Not worth pursuing if it's for PSK purpoess. The times you want a fire the most, there's no sunlight (night, snowstorm, etc). Do the usual thing with spark gizmos and so forth.


----------



## Illum (Sep 12, 2006)

i dont know about type, but bigger is generally better, if you can still find the collimater lenses from edmund scientifics those work like a charm, look like the inova's optics from the bezel but its only 1/8" thick...unfortunately some idiot decide to discontinue them after i broke mine

for survival fire starting, never rely on the condition being anywhere near favorable, especially up north where overcast cloudmass may render your magnifying glasses useless [unless you have two and make yourself a monocular.:laughing:]

always bring matches, usually a match book paired with a marnifying glass usually gets the fire starting more quickly than lighting grass:candle:, oh yes...since matchbooks aresnt exactly waterproof....stuff like birch bark or cotton balls dipped in petrol jelly works also...just takes awhile unless you can find some way to color a portion black


----------



## cyberspyder (Sep 12, 2006)

proper terminology for these 'pocket magnifying glasses' is FRES-NEL lens. they have concentric rings that work to focus the light. as for fire starting, you'll be better off with some Pro-Force (the NATO kind) Survival matches, a mgnesium firestarter, or a lighter because the fresnel lens needs:

1. direct sunlight (this can't be guaranteed)
2. steady hand
3. patience
4. dry stuff

better luck with a jet lighter (the butane ones with very high temperature flames)

Brendan


----------



## dwminer (Sep 13, 2006)

A fresnel magnifying lens is a great toy that in the right conditions can even start a fire. But as cyberspyder pointed out the everthing must ne right. Get yourself a hight output butane lighter plus some waterproof matches. 
Dave


----------



## Brangdon (Sep 18, 2006)

freakflag said:


> Has to be small


For starting a fire you need something that will collect a lot of light, which will tend to be big. How big depends on where you are. I've not found a pocket-sized lens that will work at my latitude.

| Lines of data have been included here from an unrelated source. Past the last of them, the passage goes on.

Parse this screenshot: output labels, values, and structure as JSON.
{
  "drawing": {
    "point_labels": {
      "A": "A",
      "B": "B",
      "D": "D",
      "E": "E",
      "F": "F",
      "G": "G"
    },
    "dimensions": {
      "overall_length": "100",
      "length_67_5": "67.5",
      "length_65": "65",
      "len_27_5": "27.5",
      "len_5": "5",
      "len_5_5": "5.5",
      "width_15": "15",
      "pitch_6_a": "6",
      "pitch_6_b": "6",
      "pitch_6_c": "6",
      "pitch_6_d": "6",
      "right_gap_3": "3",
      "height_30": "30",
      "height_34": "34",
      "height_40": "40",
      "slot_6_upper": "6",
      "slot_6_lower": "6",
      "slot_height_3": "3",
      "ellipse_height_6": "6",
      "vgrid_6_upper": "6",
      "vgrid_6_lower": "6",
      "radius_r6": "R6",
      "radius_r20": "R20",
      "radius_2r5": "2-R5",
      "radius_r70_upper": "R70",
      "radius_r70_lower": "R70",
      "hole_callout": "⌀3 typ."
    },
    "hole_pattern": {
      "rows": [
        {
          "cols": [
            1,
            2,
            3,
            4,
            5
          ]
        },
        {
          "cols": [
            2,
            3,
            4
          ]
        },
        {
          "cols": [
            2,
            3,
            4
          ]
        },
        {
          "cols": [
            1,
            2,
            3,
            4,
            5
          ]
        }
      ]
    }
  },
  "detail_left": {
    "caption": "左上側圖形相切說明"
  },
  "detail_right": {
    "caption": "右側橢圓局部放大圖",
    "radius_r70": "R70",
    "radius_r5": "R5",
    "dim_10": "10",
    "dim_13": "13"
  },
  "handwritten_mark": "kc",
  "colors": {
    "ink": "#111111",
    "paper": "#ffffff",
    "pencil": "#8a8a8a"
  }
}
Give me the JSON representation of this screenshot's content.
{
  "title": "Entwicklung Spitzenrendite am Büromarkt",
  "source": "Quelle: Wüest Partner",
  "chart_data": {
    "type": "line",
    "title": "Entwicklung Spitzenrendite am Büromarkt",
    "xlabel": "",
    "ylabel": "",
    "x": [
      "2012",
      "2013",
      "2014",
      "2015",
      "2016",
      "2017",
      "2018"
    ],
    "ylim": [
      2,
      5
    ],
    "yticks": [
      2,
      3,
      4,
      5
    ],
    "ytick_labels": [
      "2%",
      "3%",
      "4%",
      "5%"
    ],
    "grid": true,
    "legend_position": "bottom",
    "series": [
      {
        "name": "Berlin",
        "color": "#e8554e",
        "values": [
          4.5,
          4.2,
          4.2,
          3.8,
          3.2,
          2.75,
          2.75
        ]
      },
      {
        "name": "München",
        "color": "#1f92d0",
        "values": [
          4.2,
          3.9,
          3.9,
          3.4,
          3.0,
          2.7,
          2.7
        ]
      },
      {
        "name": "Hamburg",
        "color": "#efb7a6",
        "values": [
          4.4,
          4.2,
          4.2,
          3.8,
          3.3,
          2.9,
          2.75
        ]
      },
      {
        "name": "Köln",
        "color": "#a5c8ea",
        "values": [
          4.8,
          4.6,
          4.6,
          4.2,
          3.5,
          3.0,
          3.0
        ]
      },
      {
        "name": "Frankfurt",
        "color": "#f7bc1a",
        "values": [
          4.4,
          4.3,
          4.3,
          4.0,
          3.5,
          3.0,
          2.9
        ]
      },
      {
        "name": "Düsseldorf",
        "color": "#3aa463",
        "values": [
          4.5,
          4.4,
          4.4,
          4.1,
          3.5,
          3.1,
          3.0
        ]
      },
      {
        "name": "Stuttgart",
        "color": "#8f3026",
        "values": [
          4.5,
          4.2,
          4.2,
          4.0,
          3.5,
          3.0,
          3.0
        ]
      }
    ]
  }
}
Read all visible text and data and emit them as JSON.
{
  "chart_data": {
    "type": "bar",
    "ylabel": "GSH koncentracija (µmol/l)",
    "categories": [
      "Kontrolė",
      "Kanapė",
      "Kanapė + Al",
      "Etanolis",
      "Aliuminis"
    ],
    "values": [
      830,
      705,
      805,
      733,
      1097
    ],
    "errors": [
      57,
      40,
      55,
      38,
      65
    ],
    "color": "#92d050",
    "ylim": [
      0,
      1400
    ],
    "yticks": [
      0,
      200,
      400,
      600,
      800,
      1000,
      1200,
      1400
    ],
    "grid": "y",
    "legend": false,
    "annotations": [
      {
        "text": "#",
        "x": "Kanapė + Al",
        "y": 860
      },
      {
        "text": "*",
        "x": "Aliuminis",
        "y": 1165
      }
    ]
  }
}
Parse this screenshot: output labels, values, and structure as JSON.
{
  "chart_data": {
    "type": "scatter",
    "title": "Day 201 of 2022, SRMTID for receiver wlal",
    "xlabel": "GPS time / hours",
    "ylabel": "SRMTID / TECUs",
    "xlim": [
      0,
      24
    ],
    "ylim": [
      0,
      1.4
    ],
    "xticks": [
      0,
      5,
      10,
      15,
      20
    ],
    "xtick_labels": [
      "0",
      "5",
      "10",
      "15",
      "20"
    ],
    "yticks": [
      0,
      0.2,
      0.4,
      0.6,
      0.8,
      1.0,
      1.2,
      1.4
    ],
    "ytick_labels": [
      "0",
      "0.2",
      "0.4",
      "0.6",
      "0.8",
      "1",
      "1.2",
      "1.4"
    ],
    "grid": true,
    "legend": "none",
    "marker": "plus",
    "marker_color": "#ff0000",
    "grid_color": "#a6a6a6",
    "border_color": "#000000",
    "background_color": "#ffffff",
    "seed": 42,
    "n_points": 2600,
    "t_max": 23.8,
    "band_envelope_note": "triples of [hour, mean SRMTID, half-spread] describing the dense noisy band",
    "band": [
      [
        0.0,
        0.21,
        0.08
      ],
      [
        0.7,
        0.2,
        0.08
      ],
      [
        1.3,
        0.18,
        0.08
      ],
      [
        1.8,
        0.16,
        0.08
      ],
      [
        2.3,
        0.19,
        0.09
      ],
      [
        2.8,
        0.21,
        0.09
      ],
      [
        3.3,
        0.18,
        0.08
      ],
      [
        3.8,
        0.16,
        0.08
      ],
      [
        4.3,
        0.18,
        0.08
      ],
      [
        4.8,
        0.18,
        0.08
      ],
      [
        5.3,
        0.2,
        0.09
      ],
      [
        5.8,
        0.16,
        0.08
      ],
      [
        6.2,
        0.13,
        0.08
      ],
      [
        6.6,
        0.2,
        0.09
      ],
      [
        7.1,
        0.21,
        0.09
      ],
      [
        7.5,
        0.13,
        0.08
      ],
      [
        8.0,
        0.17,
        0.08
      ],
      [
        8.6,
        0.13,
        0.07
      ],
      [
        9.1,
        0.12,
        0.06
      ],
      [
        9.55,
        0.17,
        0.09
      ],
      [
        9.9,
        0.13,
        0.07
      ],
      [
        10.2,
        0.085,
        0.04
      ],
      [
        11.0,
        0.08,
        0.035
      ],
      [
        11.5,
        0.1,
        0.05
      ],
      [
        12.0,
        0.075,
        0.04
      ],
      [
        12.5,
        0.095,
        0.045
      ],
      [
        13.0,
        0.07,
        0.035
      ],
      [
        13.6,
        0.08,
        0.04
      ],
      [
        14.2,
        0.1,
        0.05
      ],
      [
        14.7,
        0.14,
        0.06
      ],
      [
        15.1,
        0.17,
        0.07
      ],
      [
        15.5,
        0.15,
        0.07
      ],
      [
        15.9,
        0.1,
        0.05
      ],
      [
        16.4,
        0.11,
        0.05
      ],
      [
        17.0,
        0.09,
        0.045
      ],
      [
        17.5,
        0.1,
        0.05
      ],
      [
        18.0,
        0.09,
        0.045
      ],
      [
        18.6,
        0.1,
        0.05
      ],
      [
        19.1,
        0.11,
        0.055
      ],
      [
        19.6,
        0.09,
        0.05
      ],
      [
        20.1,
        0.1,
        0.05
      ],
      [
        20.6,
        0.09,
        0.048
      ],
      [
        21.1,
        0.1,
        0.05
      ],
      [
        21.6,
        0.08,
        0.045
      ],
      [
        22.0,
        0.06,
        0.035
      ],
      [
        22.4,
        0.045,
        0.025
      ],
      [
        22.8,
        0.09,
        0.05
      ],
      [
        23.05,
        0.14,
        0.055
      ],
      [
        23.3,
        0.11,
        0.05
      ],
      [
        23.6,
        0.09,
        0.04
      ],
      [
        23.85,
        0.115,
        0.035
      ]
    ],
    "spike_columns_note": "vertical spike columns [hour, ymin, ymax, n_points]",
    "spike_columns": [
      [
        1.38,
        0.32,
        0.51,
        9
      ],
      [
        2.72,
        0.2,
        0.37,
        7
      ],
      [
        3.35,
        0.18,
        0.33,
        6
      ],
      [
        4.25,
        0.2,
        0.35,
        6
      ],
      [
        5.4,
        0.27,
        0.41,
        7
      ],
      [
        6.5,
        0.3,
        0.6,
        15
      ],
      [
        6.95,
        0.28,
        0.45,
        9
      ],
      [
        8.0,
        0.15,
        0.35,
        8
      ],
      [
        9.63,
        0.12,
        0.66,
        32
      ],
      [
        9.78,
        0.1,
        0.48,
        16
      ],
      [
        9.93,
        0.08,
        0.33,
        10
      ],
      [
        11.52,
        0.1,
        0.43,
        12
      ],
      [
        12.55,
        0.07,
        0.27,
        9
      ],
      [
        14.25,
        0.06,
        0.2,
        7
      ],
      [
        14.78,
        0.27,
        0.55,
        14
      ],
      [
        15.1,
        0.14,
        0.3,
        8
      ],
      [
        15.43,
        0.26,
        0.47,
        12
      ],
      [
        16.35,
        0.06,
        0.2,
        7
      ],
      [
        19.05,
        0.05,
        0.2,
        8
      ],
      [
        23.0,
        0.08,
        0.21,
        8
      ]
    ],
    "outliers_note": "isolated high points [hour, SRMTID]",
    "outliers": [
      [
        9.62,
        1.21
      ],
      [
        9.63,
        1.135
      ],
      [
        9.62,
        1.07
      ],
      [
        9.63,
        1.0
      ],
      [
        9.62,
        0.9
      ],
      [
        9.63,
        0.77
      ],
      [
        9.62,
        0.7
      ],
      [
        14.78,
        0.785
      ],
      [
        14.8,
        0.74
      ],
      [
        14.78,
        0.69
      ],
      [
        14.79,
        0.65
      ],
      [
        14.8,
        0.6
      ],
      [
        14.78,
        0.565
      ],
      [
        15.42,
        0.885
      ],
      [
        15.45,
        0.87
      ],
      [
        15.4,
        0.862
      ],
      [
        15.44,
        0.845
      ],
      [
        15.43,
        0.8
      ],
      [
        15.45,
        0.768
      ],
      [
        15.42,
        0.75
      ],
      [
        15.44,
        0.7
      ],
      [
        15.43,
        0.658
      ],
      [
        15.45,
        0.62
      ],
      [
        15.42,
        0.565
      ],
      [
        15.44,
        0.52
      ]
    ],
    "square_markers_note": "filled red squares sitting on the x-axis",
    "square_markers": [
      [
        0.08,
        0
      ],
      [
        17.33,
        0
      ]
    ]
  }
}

As I understand it, magnification doesn't matter. Use dark tinder. Ordinary cotton wool isn't good for this because it is white, which means it reflects the light.


----------



## greenlight (Sep 18, 2006)

For torching something small, I like a glass lens. The bigger it is, you can still burn stuff in diffused light.


----------



## IsaacHayes (Sep 18, 2006)

Doesn't meet your criteria, but I've always wanted to get a huge fresnel sheet and burn stuff with it. Don a welders mask, and burn some soda cans!! (hey, what about an un-opened can? It might blow up/spray when you cook it!!!)


----------



## Wingerr (Sep 22, 2006)

I have an fresnel magnifier the size of a sheet of paper, and it can make things go poof pretty fast, probably under a second with paper. The welding mask is a good idea for extended play for sure-
Portable if you sew a big pocket in your jacket maybe, otherwise no.


----------